In the best books you are in dialogue with the author. He or she gives you something that he thinks is worth your while. Worth your time. Worth your money even. But in return you can take off from there. Bring something from your life, your experience, your sensibility, and make it your own, more personal, more significant to you, however intangible it may be.

Sometimes, even though I can remember almost nothing particular about a book I have read, the reading of it still exists for me as a whole thing. Not solid or tangible, but still real. A noun or a verb, I'm not sure which, like a color beyond the visible spectrum that you can't describe in words, but is there all the same. An event that has formed you, and in turn also been formed by you.

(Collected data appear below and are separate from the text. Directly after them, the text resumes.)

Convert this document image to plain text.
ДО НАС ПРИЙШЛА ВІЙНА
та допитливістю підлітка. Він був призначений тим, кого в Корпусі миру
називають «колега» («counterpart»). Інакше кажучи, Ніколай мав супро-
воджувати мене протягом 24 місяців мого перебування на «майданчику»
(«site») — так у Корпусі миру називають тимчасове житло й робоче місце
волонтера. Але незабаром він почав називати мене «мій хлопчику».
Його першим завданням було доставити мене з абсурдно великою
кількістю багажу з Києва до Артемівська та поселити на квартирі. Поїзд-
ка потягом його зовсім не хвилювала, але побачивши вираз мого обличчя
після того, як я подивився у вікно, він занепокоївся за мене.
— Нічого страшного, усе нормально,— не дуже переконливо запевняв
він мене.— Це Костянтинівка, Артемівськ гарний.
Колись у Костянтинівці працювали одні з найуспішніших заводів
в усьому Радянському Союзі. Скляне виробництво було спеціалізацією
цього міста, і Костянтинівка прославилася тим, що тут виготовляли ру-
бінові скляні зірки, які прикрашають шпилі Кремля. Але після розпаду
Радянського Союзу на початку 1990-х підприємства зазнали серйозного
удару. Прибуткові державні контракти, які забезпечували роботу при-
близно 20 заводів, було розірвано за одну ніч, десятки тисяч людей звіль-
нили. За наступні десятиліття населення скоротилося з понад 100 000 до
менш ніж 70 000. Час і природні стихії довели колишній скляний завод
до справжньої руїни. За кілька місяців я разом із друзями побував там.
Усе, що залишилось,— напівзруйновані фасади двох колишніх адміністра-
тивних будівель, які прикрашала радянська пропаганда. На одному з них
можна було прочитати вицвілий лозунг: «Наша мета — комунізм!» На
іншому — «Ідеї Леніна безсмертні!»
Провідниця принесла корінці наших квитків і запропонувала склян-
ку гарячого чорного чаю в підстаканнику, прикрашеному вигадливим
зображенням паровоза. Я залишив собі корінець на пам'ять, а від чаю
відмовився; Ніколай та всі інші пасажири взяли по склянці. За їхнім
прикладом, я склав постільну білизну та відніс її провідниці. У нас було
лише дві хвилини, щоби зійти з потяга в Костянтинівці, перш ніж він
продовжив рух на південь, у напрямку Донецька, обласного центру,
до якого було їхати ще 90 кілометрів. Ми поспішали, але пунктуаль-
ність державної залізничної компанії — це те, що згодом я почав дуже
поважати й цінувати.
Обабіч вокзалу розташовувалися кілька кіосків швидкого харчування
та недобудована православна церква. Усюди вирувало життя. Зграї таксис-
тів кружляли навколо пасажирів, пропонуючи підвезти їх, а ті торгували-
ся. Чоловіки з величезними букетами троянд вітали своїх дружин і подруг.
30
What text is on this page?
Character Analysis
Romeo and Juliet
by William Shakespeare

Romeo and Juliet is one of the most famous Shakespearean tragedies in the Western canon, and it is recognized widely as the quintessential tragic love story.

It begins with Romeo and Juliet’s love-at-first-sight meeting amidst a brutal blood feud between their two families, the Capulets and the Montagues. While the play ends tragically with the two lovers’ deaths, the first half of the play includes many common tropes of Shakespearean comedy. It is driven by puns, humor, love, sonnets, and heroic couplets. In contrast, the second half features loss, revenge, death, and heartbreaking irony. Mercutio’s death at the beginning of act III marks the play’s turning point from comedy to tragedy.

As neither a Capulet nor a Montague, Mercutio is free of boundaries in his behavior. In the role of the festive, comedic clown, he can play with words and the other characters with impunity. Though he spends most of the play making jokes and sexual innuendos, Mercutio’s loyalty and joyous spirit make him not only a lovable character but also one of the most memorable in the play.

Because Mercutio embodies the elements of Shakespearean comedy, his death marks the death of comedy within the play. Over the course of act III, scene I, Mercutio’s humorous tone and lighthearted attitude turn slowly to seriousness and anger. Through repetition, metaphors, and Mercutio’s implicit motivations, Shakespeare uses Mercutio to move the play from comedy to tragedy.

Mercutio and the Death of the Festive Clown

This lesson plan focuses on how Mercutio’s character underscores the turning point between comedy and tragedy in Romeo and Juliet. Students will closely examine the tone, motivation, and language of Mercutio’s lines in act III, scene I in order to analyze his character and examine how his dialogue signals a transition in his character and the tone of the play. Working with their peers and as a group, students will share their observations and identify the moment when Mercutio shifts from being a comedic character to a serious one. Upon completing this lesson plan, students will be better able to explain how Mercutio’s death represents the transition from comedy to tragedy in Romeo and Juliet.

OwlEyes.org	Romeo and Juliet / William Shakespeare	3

OK, enough of that airy nonsense. What I really meant to do was introduce a new feature in to the Weblog. One day I will give you the first and last line or lines from a book. You can play "Guess the Title"if you like. The next day I will give you the title, and perhaps say something apropos of the book and/or the quotations. Some lines may be well known, or at least from well known books. Others will almost certainly be obscure, and no one needs to feel dumb because they didn't know from whence they came. This is meant to be fun and entertaining. Please, no wagering.

Today's lines are from a classic science fiction work by a British author.

First line: "Observe now your own epoch as it appears to the Last Men."

Last line: "For we shall make after all a fair conclusion to this brief music that is man."